I need a life of my own and, besides, the Lawyer says we need the money. You can tell the annual pay bargaining round is coming up. They get panicky about paying unexpected things, like the paper bill, and you can hear them in the morning giving the mirror a good talking-to, practising chapter two of Bigger Better Pay Rises: How to Get What They Don’t Want to Give Away.

The other day he asked me why I couldn’t get a job that allowed me to drive an MGF, as Peter from corporate got out of a brand new one that morning driven by his wife – a costume jewellery agent and Ivana Trump lookalike. Because, I explained, the world of gold elephant brooches and butterfly shoe clasps is a dark mystery to me. The nearest I have got to elegance in years is standing next to Subjudice in her prohibitively expensive school blazer and boater.

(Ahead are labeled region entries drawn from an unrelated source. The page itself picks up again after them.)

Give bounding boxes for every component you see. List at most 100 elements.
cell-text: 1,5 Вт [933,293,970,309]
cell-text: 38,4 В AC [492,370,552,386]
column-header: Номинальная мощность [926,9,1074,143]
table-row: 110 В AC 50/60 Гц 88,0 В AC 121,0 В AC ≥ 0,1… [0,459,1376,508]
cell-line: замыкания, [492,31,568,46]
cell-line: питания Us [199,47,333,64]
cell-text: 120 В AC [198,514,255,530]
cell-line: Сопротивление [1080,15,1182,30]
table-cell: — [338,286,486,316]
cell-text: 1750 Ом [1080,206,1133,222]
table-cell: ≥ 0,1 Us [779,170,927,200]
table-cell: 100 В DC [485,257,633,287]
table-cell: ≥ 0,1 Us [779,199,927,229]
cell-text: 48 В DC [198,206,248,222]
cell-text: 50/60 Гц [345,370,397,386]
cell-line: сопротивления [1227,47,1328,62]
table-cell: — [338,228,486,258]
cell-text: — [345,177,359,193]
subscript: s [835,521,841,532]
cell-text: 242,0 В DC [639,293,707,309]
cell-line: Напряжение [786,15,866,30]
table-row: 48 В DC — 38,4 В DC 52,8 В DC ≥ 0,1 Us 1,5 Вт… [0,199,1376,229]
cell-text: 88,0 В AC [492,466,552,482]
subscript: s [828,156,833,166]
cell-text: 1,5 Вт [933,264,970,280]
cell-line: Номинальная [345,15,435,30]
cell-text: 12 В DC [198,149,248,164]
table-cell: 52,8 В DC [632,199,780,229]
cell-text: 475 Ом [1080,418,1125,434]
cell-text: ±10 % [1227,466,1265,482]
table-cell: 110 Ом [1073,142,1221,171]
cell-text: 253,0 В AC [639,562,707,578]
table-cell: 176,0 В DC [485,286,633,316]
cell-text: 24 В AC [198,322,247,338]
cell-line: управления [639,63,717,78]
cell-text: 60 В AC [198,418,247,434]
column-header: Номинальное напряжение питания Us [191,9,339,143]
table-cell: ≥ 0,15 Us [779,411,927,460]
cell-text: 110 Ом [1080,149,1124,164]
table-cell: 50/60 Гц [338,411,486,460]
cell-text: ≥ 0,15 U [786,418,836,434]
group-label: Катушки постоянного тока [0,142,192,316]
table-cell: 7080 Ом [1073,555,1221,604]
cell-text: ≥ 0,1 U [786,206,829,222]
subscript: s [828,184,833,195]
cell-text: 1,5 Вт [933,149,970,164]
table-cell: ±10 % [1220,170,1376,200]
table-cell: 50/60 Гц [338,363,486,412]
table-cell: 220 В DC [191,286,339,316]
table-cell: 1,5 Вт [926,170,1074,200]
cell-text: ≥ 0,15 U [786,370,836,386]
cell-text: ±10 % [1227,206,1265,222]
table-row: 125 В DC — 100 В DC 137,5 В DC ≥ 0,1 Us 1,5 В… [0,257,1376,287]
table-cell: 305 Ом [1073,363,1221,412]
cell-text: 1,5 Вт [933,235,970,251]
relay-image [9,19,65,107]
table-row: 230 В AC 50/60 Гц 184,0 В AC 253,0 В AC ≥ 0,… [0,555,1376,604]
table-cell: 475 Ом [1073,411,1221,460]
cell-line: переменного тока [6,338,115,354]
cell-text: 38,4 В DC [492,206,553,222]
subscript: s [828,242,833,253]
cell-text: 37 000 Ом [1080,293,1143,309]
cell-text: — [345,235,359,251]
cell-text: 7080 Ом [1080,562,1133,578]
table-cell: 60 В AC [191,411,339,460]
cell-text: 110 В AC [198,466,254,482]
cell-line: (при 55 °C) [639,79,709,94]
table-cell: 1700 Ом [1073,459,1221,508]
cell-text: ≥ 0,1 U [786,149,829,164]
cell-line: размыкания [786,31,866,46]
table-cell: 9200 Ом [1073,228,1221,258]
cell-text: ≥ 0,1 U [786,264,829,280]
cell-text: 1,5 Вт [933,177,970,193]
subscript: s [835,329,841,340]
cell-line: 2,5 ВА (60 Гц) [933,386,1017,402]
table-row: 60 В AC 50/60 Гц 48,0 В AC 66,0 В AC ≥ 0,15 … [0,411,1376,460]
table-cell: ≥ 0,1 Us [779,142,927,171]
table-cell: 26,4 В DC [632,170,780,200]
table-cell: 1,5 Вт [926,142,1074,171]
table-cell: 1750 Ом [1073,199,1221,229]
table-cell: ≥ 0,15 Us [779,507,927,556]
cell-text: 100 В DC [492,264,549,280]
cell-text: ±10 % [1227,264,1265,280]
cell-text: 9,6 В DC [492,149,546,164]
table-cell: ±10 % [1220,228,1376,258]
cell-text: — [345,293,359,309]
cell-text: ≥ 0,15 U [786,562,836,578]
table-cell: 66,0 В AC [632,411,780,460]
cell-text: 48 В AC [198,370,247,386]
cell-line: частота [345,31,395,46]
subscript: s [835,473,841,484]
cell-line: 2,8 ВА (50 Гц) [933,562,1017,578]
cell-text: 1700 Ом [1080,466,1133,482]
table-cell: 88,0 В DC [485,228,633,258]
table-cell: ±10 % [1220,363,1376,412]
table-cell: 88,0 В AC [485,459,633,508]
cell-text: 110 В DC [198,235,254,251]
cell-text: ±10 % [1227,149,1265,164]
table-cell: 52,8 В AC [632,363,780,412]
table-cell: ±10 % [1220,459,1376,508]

She runs away from me at the school gate like a small Sally Gunnell, hurdling groups of toddlers and discarded PE bags in case her friends from Actuary Meadows and Consultants Hill see me waving, forlornly, in the Lawyer’s weekend jumper and my gardening trousers.

Cars being important to the Lawyer, my nine-year-old Polo, which arrived about the same time as Subjudice, has become the symbol of our child-rearing years. I have seen him aiming a vicious kick at its rear quarters on the way out of the drive after a particularly trying breakfast, where two bowls of cornflakes went flying and his tie went up in flames as he tried to lever a burnt offering out of the toaster. He believes that if he could afford a sporty number to take him to the golf course on a Saturday morning he would somehow be lifted above the mundane aspects of bringing up a child.

As Deminimus will happily be sick on anyone’s car seats, given a few road humps and three rousing choruses of Postman Pat, I am not so optimistic about the transcendent possibilities of car ownership. We are stuck with the old car until my new job comes along but, as I am not hopeful of finding a leather-seated roadster-type career and am rather expecting to end up with the comfortable family sized sort of run-around job with plenty of room in the back (and stain-resistant seats), I fear the Lawyer will be disappointed again.